|Photo: Jim Rogash/Getty Images|
NFL ratings are down and it has been attributed to things such as the strong MLB postseason, Presidential election and Colin Kaepernick’s national anthem protest. I find myself not watching as much NFL football as I did in the past and I had to pause and ask myself why? I was very engaged in the political climate this year more than year’s past. But I don’t think that was the main reason. The over saturation of the product is why I am watching less.
Don’t get me wrong, I still follow the NFL very closely. I watch my favorite NFL team the Washington Redskins on a regular basis. I no longer watch NFL games simply because they are on. I don't have the desire to watch daily programming of NFL news or 2-4 hour pregame shows. I'm not staying up late on a Sunday, Monday, or Thursday for games that are not competitive. If I want an update I can go to my phone and check. It is what Dallas Mavericks owner Mark Cuban mentioned in March 2014 and was criticized for.
"Just watch. Pigs get fat, hogs get slaughtered. When you try to take it too far, people turn the other way. I'm just telling you, when you've got a good thing and you get greedy, it always, always, always, always, always turns on you. That's rule No. 1 of business."
"They're trying to take over every night of TV," Cuban said. "Initially, it'll be, 'Yeah, they're the biggest-rating thing that there is.' OK, Thursday, that's great, regardless of whether it impacts [the NBA] during that period when we cross over. Then if it gets Saturday, now you're impacting colleges. Now it's on four days a week.
"It's all football. At some point, the people get sick of it."
There can be too much of a good thing. It is not only that games are on three days a week, there is literally coverage of the league 24 hours/day. Thursday night games are bad because they usually are between division opponents to minimize travel, but many times the matchups are not good which lead to poor games. They have adjusted the offseason calendar to be in the news all year.
The league’s poor handling of player discipline has become increasingly frustrating from Tom Brady's "Deflategate" to the mishandling of Giants kicker Josh Brown's domestic violence. The reaction of owners and other players in response to Kaepernick’s protest was also disappointing.
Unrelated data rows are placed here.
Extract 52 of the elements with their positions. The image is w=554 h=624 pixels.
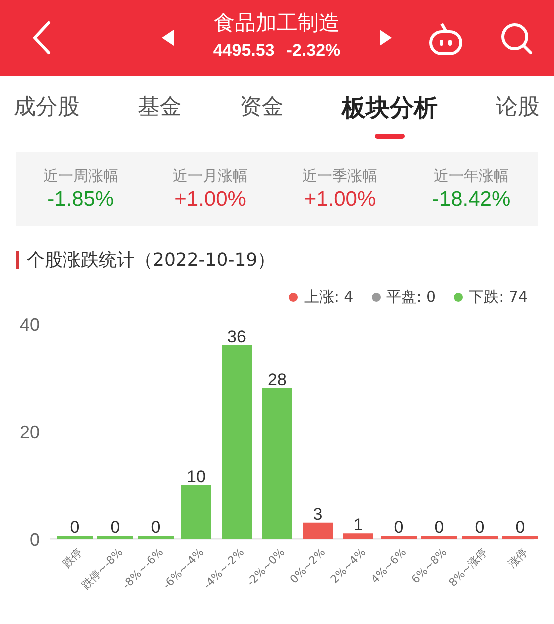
value-label: 0: [70, 518, 80, 537]
x-tick-label: 涨停: [506, 546, 531, 571]
bar: [422, 536, 458, 539]
stat-label: 近一周涨幅: [43, 166, 118, 186]
tab[interactable]: 成分股: [14, 79, 80, 139]
value-label: 0: [151, 518, 161, 537]
bar: [138, 536, 174, 539]
tab[interactable]: 论股: [496, 79, 540, 139]
tab[interactable]: 基金: [138, 79, 182, 139]
value-label: 0: [475, 518, 485, 537]
legend-label: 下跌: 74: [469, 288, 528, 307]
bar: [303, 522, 333, 539]
legend-label: 平盘: 0: [386, 288, 436, 307]
bar: [57, 536, 93, 539]
value-label: 1: [354, 516, 364, 535]
legend-label: 上涨: 4: [304, 288, 354, 307]
value-label: 28: [268, 370, 287, 390]
back-icon[interactable]: [32, 21, 52, 55]
y-tick-label: 20: [20, 422, 40, 442]
previous-icon[interactable]: [162, 30, 174, 46]
bar: [502, 536, 538, 539]
index-price: 4495.53: [213, 41, 275, 60]
index-change: -2.32%: [286, 41, 341, 60]
value-label: 3: [313, 504, 323, 524]
stat-label: 近一月涨幅: [173, 166, 248, 186]
bar: [98, 536, 134, 539]
value-label: 0: [434, 518, 444, 537]
value-label: 36: [228, 328, 246, 346]
tab[interactable]: 资金: [240, 79, 284, 139]
stat-value: +1.00%: [303, 188, 378, 212]
stat-value: -18.42%: [432, 188, 511, 212]
search-icon[interactable]: [500, 22, 534, 56]
y-tick-label: 40: [20, 315, 40, 335]
y-tick-label: 0: [30, 530, 40, 550]
sector-title: 食品加工制造: [213, 10, 341, 37]
value-label: 0: [110, 518, 120, 537]
stat-label: 近一年涨幅: [433, 166, 510, 186]
bar: [381, 536, 417, 539]
robot-icon[interactable]: [428, 22, 464, 56]
x-tick-label: 跌停: [60, 546, 86, 571]
stat-label: 近一季涨幅: [302, 166, 378, 186]
bar: [462, 536, 498, 539]
value-label: 0: [516, 518, 526, 537]
value-label: 10: [187, 467, 206, 486]
section-title: 个股涨跌统计（2022-10-19）: [27, 249, 276, 272]
value-label: 0: [394, 518, 404, 537]
next-icon[interactable]: [380, 30, 392, 46]
bar: [344, 534, 374, 539]
stat-value: +1.00%: [174, 188, 248, 212]
bar: [182, 485, 212, 539]
tab[interactable]: 板块分析: [342, 79, 438, 139]
stat-value: -1.85%: [46, 188, 116, 212]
When Indianapolis Colts owner Jim Irsay was asked about the protest his response was, "It hasn't been a positive thing...What we all have to be aware of as players, owners, PR people, equipment managers, is when the lights go on we are entertainment. We are being paid to put on a show. There are other places to express yourself."
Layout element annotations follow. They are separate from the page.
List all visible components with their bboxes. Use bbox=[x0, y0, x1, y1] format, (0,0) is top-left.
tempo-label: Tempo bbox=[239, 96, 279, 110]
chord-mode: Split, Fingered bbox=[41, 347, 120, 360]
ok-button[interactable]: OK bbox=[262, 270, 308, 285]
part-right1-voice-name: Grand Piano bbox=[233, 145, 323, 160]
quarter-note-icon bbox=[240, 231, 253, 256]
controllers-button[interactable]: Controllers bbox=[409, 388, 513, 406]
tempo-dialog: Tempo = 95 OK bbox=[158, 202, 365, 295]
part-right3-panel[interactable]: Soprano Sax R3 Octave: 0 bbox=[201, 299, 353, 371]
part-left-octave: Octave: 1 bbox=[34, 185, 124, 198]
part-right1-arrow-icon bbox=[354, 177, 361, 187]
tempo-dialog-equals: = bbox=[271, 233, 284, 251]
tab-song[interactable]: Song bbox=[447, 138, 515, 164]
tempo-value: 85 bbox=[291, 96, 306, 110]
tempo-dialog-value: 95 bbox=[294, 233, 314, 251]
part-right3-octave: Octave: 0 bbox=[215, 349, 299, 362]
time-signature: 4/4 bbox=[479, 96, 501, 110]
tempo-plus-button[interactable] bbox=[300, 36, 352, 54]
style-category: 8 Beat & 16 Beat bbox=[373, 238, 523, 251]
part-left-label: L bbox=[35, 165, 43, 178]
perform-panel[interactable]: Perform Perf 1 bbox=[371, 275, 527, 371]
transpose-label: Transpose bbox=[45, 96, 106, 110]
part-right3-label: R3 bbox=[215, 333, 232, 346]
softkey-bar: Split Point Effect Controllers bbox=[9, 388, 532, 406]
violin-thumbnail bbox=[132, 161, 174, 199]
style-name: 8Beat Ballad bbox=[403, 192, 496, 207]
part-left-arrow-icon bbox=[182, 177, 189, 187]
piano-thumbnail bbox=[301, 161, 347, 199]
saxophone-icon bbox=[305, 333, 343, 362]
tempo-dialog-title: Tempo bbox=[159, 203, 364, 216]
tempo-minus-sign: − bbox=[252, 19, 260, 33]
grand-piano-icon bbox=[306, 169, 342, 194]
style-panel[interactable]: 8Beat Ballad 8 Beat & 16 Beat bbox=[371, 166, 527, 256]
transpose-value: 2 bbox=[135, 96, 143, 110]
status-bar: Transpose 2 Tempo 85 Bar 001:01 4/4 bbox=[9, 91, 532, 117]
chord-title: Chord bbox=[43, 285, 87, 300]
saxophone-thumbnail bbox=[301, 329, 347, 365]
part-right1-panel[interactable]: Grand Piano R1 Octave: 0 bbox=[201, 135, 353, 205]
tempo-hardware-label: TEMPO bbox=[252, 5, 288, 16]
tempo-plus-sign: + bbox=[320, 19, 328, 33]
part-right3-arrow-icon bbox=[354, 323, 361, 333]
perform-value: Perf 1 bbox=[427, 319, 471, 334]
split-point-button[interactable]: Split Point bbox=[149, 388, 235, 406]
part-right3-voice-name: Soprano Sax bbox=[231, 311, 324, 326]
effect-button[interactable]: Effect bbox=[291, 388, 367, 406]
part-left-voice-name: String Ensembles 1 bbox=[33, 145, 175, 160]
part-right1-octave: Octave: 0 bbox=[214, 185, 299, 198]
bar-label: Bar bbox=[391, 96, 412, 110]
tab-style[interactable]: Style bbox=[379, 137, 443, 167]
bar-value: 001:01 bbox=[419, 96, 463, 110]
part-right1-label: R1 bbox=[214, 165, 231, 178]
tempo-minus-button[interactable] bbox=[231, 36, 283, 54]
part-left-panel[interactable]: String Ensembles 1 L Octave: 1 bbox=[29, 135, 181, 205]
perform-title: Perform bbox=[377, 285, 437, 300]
This is the same league that for the entire month of October promotes breast cancer and November the military. Questions have been raised regarding whether it is more of a marketing ploy than raising funds and awareness.
In 2013 it was revealed only 8.01% of merchandise for breast cancer goes toward cancer research.
|Photo: Tommy Gilligan/USA Today Sports|
In May it was announced that the NFL returned more than $700,000 of taxpayers' money that was paid to teams for sponsored military tributes after being criticized for "paid patriotism," in which money came out of the armed forces budget for various measures of public recognition during games, NFL commissioner Roger Goodell said that the league would pay that money back.
These are causes that have impacted most of us in some form or another and are safe. It will be difficult to find someone offended by these. But when it comes to social issues too many of those around the league wanted to players to be quiet and just play.
This past Thursday the Cowboys/Redskins game was watched by a record 35.1 million people on Fox which has aired games for 22 1/2 years. This is the last quarter of the season and games will have more meaning heading into the playoffs so I’m predicting ratings will increase and if two marquee teams like the Dallas Cowboys and New England Patriots go deep into the playoffs ratings will be through the roof.